How muddled can you get? According to Dave Crouch, the collapse of Stalinism has resulted in strengthening of state capitalism “both at home and abroad”! Crouch, despite being based in Moscow, evidently lives on another planet. He does not see the collapse of the productive forces, the chaos, the misery of the masses, the political convulsions, the military catastrophe that has overtaken the Russian people. No. Not only has there been no real change, but by some mysterious means which only Dave Crouch understands, the former regime has actually strengthened itself! Here we take leave of Marxism altogether and enter the realm of science fiction.

Apparently, the ‘state capitalists’ of Russia and Eastern Europe, in an attempt to overcome their problems, were forced to move towards a more conventional form of market capitalism. In other words, the upheavals in Russia and Eastern Europe are purely ‘tactical’ problems for different sections of the capitalist class to sort out. Privatisation, the key note of the bourgeois counter-revolution, is considered a trick of some kind because ownership was not really being transferred at all; selling shares was merely a ‘device’ by which the ‘state capitalists’ could raise revenue! According to these gentlemen, socialists could not defend one form of capitalism against another. In the early 1950s, this position resulted in Tony Cliff remaining neutral during the Korean war when the deformed workers’ state of North Korea was under imperialist attack. But in the Vietnam war, due to the pressure of the students and petty bourgeois in their ranks, it was fashionable to support ‘state capitalist’ North Vietnam against American imperialism. Today it is unfashionable to defend the planned economies of the former USSR and Eastern Europe against counter-revolution, but is fashionable to support the Romanian student’s demands for capitalist restoration.

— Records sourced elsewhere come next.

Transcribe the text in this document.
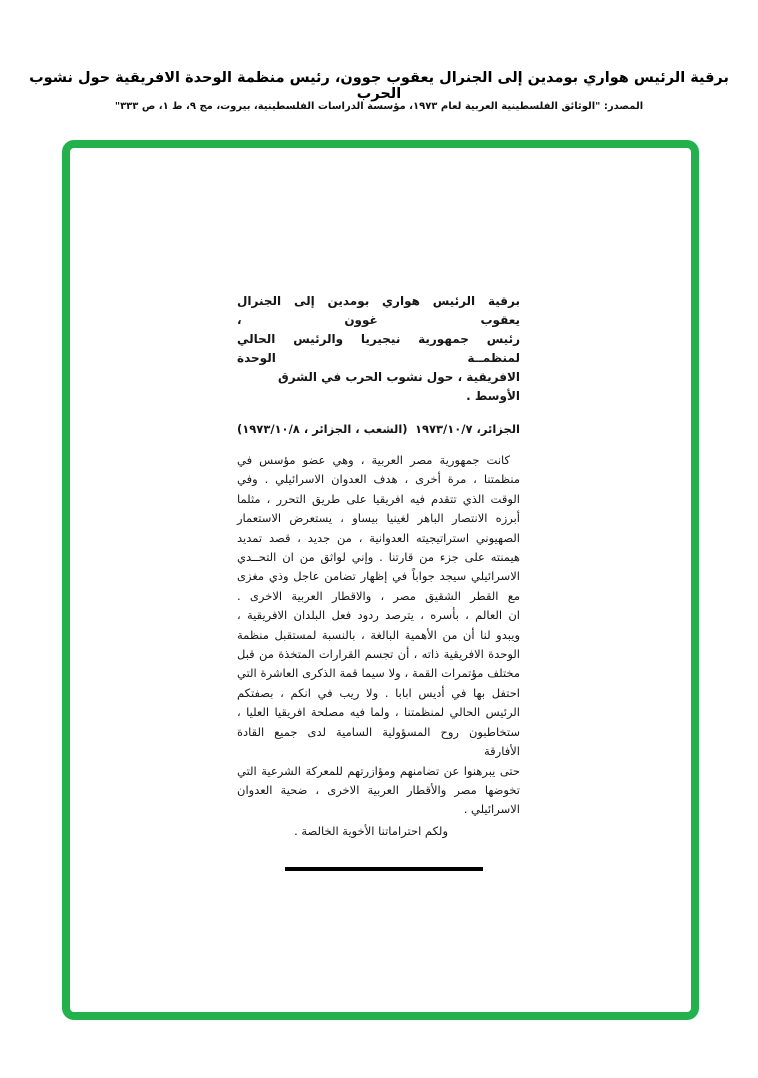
برقية الرئيس هواري بومدين إلى الجنرال يعقوب جوون، رئيس منظمة الوحدة الافريقية حول نشوب الحرب
المصدر: "الوثائق الفلسطينية العربية لعام ١٩٧٣، مؤسسة الدراسات الفلسطينية، بيروت، مج ٩، ط ١، ص ٣٣٣"
برقية الرئيس هواري بومدين إلى الجنرال يعقوب غوون ،
رئيس جمهورية نيجيريا والرئيس الحالي لمنظمــة الوحدة
الافريقية ، حول نشوب الحرب في الشرق الأوسط .
الجزائر، ١٩٧٣/١٠/٧
(الشعب ، الجزائر ، ١٩٧٣/١٠/٨)
كانت جمهورية مصر العربية ، وهي عضو مؤسس في
منظمتنا ، مرة أخرى ، هدف العدوان الاسرائيلي . وفي
الوقت الذي تتقدم فيه افريقيا على طريق التحرر ، مثلما
أبرزه الانتصار الباهر لغينيا بيساو ، يستعرض الاستعمار
الصهيوني استراتيجيته العدوانية ، من جديد ، قصد تمديد
هيمنته على جزء من قارتنا . وإني لواثق من ان التحــدي
الاسرائيلي سيجد جواباً في إظهار تضامن عاجل وذي مغزى
مع القطر الشقيق مصر ، والاقطار العربية الاخرى .
ان العالم ، بأسره ، يترصد ردود فعل البلدان الافريقية ،
ويبدو لنا أن من الأهمية البالغة ، بالنسبة لمستقبل منظمة
الوحدة الافريقية ذاته ، أن تجسم القرارات المتخذة من قبل
مختلف مؤتمرات القمة ، ولا سيما قمة الذكرى العاشرة التي
احتفل بها في أديس ابابا . ولا ريب في انكم ، بصفتكم
الرئيس الحالي لمنظمتنا ، ولما فيه مصلحة افريقيا العليا ،
ستخاطبون روح المسؤولية السامية لدى جميع القادة الأفارقة
حتى يبرهنوا عن تضامنهم ومؤازرتهم للمعركة الشرعية التي
تخوضها مصر والأقطار العربية الاخرى ، ضحية العدوان
الاسرائيلي .
ولكم احتراماتنا الأخوية الخالصة .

Life always takes its revenge on a false theory. The whole artificial construction of state capitalism lies in ruins. Yet instead of honestly admitting their mistake, they attempt to cling to the wreckage by their fingernails. They now try to maintain that no real change has taken place. This immediately leads them into a small error – that of being unable to distinguish between revolution and counter-revolution! According to the theory of Tony Cliff and others, capitalist counter-revolution in Russia today is impossible. Since the bureaucracy ‘owned the state’ and played the same role as the capitalist class, where is the difference? From this point of view, it is a matter of indifference whether state property is privatised or not, since it is all ‘capitalism’! Thus, the so-called theory of state capitalism, if it were accepted by the Russian workers today, would completely disarm them in the face of the nascent bourgeoisie. This fact alone is sufficient to underline the vital importance of theory, which, sooner or later must be manifested in practice.

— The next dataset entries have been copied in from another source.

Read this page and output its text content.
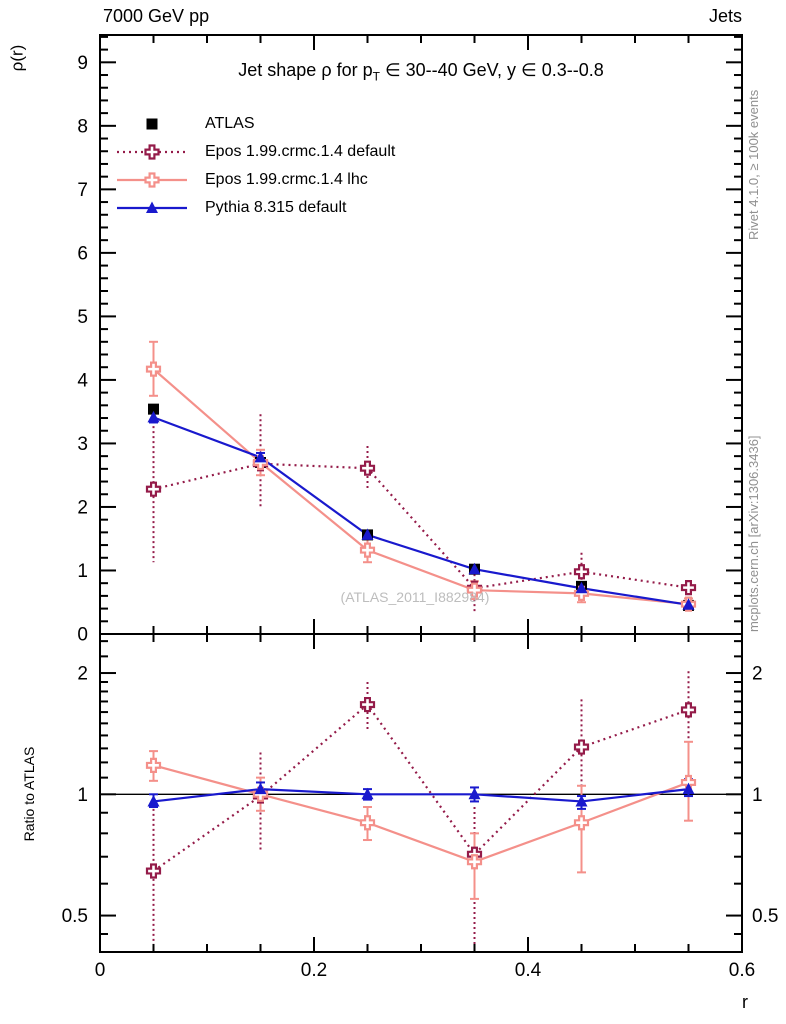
0
1
2
3
4
5
6
7
8
9
0.5	0.5
1	1
2	2
0	0.2	0.4	0.6
7000 GeV pp	Jets
Jet shape ρ for $p_T$ ∈ 30--40 GeV, y ∈ 0.3--0.8
ρ(r)
Ratio to ATLAS
r
Rivet 4.1.0, ≥ 100k events
mcplots.cern.ch [arXiv:1306.3436]
(ATLAS_2011_I882984)
ATLAS
Epos 1.99.crmc.1.4 default
Epos 1.99.crmc.1.4 lhc
Pythia 8.315 default
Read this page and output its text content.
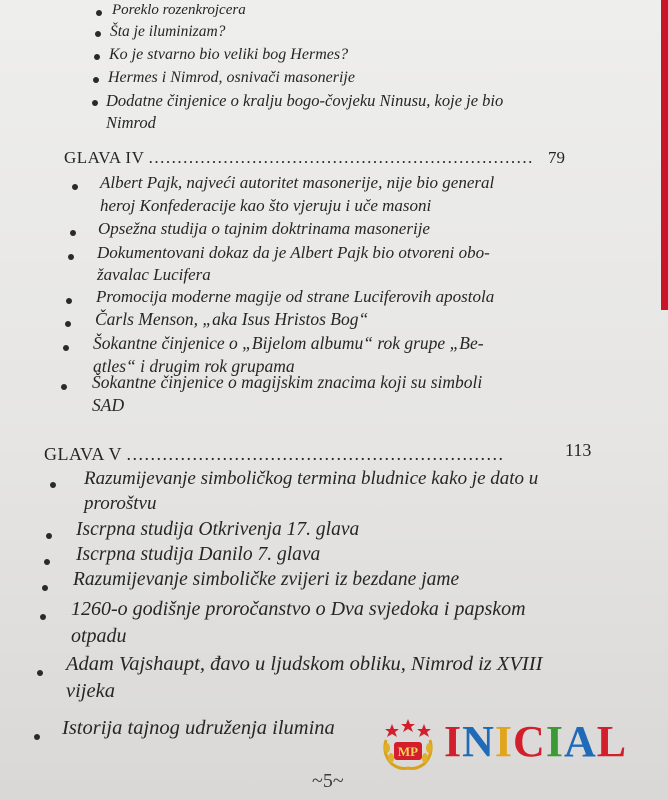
Poreklo rozenkrojcera
Šta je iluminizam?
Ko je stvarno bio veliki bog Hermes?
Hermes i Nimrod, osnivači masonerije
Dodatne činjenice o kralju bogo-čovjeku Ninusu, koje je bio
Nimrod
GLAVA IV ................................................................... 79
Albert Pajk, najveći autoritet masonerije, nije bio general
heroj Konfederacije kao što vjeruju i uče masoni
Opsežna studija o tajnim doktrinama masonerije
Dokumentovani dokaz da je Albert Pajk bio otvoreni obo-
žavalac Lucifera
Promocija moderne magije od strane Luciferovih apostola
Čarls Menson, „aka Isus Hristos Bog“
Šokantne činjenice o „Bijelom albumu“ rok grupe „Be-
atles“ i drugim rok grupama
Šokantne činjenice o magijskim znacima koji su simboli
SAD
GLAVA V ...............................................................	113
Razumijevanje simboličkog termina bludnice kako je dato u
proroštvu
Iscrpna studija Otkrivenja 17. glava
Iscrpna studija Danilo 7. glava
Razumijevanje simboličke zvijeri iz bezdane jame
1260-o godišnje proročanstvo o Dva svjedoka i papskom
otpadu
Adam Vajshaupt, đavo u ljudskom obliku, Nimrod iz XVIII
vijeka
Istorija tajnog udruženja ilumina
~5~
MP INICIAL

Trotsky made the Marxist position clear in the Manifesto of the Fourth International:

To be sure, the nationalisation of the means of production in one country, and a backward one at that, still does not insure the building of socialism. But it is capable of furthering the primary prerequisite of socialism, namely, the planned development of the productive forces. To turn one’s back on the nationalisation of the means of production on the ground that in and of itself it does not create the well-being of the masses is tantamount to sen tencing a granite foundation to destruction on the grounds that it is impossible to live without walls and a roof. The class-conscious worker knows that a successful struggle for complete emancipation is unthinkable without the defence of conquests already gained, however modest these may be. All the more obligatory therefore is the defence of so colossal a conquest as a planned economy against the restoration of capitalist relations. Those who cannot defend old positions will never conquer new ones. (Trotsky, Writings 1939-40, p. 199.)